Helm was born May 26, 1940, in Elaine in south Phillips County, but grew up several miles north near Marvell in Turkey Scratch. He worked on his family's cotton farm and started playing music at a young age, inspired in part by blues music he heard on the King Biscuit Time show on radio station KFFA in nearby Helena.

He played drums and started touring with Arkansas rockabilly star Ronnie Hawkins, eventually settling in Toronto. Hawkins assembled a group — Richard Manuel, bassist Rick Danko, guitarist Robbie Robertson and multi-instrumentalist Garth Hudson with Helm on drums — that would eventually become The Band.

They later became Bob Dylan's backing group before striking out on their own and recording landmark albums like Music From Big Pink — which included the hit "The Weight" — The Band, Stage Fright and others. Martin Scorsese's film of The Band's 1976 farewell show, The Last Waltz, is considered among the greatest rock 'n' roll concert movies ever made.

After The Last Waltz, Helm continued to record and tour. He also appeared in films like Coal Miner's Daughter, The Right Stuff and others. His 2007 album, Dirt Farmer, received a Grammy for best traditional folk album. The follow-up, 2009's Electric Dirt, won a Grammy for best Americana album.

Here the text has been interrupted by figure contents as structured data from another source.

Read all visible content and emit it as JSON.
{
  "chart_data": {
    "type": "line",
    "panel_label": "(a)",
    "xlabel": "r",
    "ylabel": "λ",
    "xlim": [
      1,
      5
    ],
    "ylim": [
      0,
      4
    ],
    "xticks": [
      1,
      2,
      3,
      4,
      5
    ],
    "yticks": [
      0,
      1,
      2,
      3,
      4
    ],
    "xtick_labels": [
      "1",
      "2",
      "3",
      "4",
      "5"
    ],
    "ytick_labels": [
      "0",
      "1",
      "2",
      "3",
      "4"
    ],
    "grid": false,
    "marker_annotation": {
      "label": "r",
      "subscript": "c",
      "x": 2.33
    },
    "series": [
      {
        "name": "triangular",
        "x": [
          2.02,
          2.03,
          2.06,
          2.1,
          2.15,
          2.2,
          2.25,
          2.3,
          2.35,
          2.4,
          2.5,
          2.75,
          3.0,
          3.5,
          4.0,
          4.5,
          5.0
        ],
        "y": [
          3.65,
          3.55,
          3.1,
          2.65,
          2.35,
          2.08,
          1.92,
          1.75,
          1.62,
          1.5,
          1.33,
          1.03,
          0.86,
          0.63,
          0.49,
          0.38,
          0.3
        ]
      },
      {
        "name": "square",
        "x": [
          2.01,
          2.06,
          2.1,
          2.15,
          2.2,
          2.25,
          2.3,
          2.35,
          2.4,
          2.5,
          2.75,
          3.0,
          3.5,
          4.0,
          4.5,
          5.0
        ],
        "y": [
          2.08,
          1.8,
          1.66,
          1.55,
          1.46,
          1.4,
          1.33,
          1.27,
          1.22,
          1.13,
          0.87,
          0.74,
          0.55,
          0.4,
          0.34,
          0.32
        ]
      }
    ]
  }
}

Helm died April 19, 2012, from throat cancer.

His boyhood home has been reassembled in downtown Marvell and will be filled with mementos from his life. Donations will be accepted at the festival to finish the restoration.

"I'm so excited to get the house open," Washburn says. "We have some of the coolest memorabilia that you will ever see. I have original legal contracts with all of The Band member's signatures, we also have his first drum set. It's been the neatest experience to see all of this stuff."